After church we had a lunch of delicious Indian food at the home of some friends from church. Then I took Michael to the airport and watched some Foyle’s War with Tim. A nice Easter.
As part of my effort to organize my life, I made a grocery shopping system. Step 1: I made a list of all the things I buy on a regular basis. Step 2: I divided them into separate lists based on how often I buy them. Step 3: I put the lists into my to-do app (Nirvana) as recurring tasks. Step 4: I made plans to find out which things I could pick up cheaply at Aldi. That would happen during my first scheduled shopping trip this week.
I’ve been wanting a system like that for years, so it’s a relief to finally set it up. I picked up the idea from my mom. I’m hoping now I’ll be able to think much less about grocery shopping.
I finished Powersat. 4/5. It wasn’t the most profound story, but it was entertaining and did the job of getting the series off the ground.
A couple of weeks ago, thanks to an ebook I made at work, I found the singer/author Andrew Peterson and his Wingfeather Saga series. His Rabbit Room site intrigued me, so I thought his novels might be worth reading, and I checked out the first book in the series, On the Edge of the Dark Sea of Darkness. I was pleased to find it’s really good! The British narrator makes it even better.
I updated my spirituality report with a bibliography of potential sources. Now I’m taking a break from officially working on both that and the beliefs report. Unofficially, I suspect I’ll still be thinking and reading about them.
For example, after the Wingfeather book I’m going to listen to a biography that just came out, Becoming Dallas Willard.
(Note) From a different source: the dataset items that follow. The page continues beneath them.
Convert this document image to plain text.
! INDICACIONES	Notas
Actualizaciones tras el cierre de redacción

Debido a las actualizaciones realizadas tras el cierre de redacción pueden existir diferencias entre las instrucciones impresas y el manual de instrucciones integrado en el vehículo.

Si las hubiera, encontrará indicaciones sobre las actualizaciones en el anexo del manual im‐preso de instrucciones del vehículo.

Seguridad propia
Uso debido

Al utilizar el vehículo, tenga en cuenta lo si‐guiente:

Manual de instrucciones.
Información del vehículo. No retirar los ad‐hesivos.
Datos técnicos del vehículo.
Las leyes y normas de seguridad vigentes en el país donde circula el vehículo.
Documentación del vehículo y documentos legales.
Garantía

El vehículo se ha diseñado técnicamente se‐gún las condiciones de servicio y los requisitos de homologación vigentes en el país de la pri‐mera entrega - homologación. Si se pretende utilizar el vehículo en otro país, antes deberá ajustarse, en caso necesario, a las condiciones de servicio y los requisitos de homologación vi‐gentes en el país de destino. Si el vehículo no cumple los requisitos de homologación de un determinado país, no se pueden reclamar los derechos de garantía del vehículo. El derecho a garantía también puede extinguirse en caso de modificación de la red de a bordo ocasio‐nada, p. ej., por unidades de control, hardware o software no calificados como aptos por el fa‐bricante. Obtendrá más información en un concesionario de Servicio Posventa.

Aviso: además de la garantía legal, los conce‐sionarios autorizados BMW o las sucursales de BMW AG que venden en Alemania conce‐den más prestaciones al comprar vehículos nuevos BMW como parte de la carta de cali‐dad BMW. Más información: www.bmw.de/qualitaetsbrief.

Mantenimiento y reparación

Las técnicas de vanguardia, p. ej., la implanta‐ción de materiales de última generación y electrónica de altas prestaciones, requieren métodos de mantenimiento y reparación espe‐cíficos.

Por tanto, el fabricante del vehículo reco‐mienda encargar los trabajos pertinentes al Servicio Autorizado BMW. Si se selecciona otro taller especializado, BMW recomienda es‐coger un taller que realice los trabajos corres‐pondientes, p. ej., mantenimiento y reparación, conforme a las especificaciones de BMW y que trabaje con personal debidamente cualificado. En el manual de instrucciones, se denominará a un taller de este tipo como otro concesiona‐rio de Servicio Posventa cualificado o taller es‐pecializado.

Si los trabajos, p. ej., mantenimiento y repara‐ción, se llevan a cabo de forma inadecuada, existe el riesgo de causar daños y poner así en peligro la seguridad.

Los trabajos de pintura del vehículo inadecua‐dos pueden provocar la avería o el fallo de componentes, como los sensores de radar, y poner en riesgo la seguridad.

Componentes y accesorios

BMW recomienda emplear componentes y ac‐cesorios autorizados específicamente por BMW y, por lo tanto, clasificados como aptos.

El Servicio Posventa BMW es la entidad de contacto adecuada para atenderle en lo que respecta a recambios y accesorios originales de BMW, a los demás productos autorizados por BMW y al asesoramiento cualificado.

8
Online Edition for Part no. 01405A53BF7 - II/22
He’s kind of one of my spiritual heroes, so I’m looking forward to it.
To balance things out, I’m also reading Trusting Doubt, a critique of evangelicalism by Valerie Tarico, who’s a fellow Wheaton College alum. I found her when an article she wrote showed up in my feeds. It was about the Ancestral Story that forms the core of the conservative viewpoint. I found it very insightful.
Wednesday morning the company held a memorial service for an employee who’d died unexpectedly the day after Easter. His sister also works there. I thought it was very kind of them to host it. I didn’t know him, but during the service I felt a certain kinship with him because he was an introvert who cared a lot about his work. He was also a geek who liked board games and Star Wars. Maybe we would’ve gotten along.